Spain is pulling its remaining troops out of Iraq as a Spanish radio journalist is released by his captors in the city of Najaf.

    The Spanish withdrawal had been an election campaign promise

    Spanish state radio said its correspondent Fran Sevilla, who reported the troops' withdrawal from their base at Diwaniya earlier on Friday, was in good health.

    He was reportedly held by a group loyal to Shia leader Muqtada al-Sadr for four hours.

    Earlier on Friday, Sevilla reported from Diwaniya that the last of the Spanish troops had left their base and were on their way to Kuwait. He said he was the last Spaniard left in the south-central Iraqi city.

    The soldiers were among the last remaining in Iraq from a force of up to 1400 sent by the previous pro-American government. They had been stationed in a largely Shia Muslim area of south-central Iraq, including the cities of Najaf and Diwaniya.

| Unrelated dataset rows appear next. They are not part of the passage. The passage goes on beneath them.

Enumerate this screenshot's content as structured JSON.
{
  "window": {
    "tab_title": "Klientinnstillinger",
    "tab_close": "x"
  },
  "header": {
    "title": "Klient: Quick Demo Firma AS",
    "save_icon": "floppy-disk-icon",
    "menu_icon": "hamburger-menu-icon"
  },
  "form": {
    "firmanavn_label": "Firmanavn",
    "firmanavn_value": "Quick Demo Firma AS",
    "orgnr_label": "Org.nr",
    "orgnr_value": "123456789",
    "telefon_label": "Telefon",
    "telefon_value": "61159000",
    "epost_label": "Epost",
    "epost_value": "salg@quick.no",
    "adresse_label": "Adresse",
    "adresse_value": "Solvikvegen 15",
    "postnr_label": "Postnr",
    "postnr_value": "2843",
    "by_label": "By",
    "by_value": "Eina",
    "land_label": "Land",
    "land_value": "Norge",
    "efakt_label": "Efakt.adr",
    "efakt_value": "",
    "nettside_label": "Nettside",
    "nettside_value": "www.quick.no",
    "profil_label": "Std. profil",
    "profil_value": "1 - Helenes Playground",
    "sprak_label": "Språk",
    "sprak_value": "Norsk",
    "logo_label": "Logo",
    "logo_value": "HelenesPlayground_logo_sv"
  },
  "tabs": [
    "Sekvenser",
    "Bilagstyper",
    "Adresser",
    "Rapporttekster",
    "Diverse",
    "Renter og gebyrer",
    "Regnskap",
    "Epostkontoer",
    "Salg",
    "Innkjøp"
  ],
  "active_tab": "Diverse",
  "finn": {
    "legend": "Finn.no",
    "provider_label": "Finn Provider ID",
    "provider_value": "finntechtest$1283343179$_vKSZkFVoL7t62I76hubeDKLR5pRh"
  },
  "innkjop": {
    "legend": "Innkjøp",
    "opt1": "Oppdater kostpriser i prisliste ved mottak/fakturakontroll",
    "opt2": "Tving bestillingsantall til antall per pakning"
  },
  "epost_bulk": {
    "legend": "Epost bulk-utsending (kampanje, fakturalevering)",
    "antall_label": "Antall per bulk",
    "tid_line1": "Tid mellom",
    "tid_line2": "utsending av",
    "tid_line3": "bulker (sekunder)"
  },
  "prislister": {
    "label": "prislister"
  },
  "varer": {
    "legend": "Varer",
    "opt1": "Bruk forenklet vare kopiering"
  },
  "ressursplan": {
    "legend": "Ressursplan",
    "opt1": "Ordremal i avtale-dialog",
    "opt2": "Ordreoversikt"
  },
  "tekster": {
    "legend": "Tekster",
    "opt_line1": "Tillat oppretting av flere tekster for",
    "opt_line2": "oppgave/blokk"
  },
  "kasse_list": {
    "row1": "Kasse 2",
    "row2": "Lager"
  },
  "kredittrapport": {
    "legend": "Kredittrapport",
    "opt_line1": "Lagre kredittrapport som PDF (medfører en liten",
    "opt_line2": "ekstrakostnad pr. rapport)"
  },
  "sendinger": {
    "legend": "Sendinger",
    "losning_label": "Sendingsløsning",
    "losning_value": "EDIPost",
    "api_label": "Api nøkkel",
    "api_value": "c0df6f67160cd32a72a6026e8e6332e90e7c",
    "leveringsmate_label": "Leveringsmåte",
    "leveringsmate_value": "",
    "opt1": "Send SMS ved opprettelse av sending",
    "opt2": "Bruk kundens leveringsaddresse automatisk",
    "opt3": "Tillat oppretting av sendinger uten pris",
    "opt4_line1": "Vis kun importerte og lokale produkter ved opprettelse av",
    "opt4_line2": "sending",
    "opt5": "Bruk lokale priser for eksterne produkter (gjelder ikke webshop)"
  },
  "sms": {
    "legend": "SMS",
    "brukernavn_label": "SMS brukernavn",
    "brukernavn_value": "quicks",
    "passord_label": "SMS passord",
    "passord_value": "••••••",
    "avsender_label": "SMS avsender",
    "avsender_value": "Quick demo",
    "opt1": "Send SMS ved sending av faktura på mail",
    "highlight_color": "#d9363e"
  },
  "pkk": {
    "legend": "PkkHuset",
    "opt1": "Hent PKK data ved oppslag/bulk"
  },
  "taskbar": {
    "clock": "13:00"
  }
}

    Spain's month-old Socialist government - elected three days after the 11 March train bombings killed 191 people in Madrid - has been withdrawing the troops, fulfilling a campaign promise made before the railway attacks.

    Campaign promise 

    Defence Minister Jose Bono said the withdrawal would be completed by 26 May, but officials have said it will over by Friday night. 

    "What strengthened the stance of those calling for troop withdrawal was the information... that US occupation forces attempted to coax or to force Spanish troops into arresting Shia leader Muqtada al-Sadr"

    Taysir Alouni,
    Aljazeera's Spain correspondent

    The United States had urged Spain to reconsider the pullout but Prime Minister Jose Luis Rodriguez Zapatero, who has called the war a fiasco, would not be moved.

    On Thursday, Spanish troops in the process of withdrawing came under attack from suspected Iraqi anti-occupation fighters.

    One attacker was killed and another seriously wounded and one Spanish soldier was slightly wounded in the attack.

    Aljazeera's correspondent in Spain, Tayseer Alouni, said the withdrawal of Spanish troops has been warmly welcomed in the country.

    "What strengthened the stance of those calling for troop withdrawal was the information ... that US occupation forces attempted to coax or to force Spanish troops into arresting Shia leader Muqtada al-Sadr," he said.

    "But the Spanish troops rejected these US attempts ... repeatedly resisting their demands."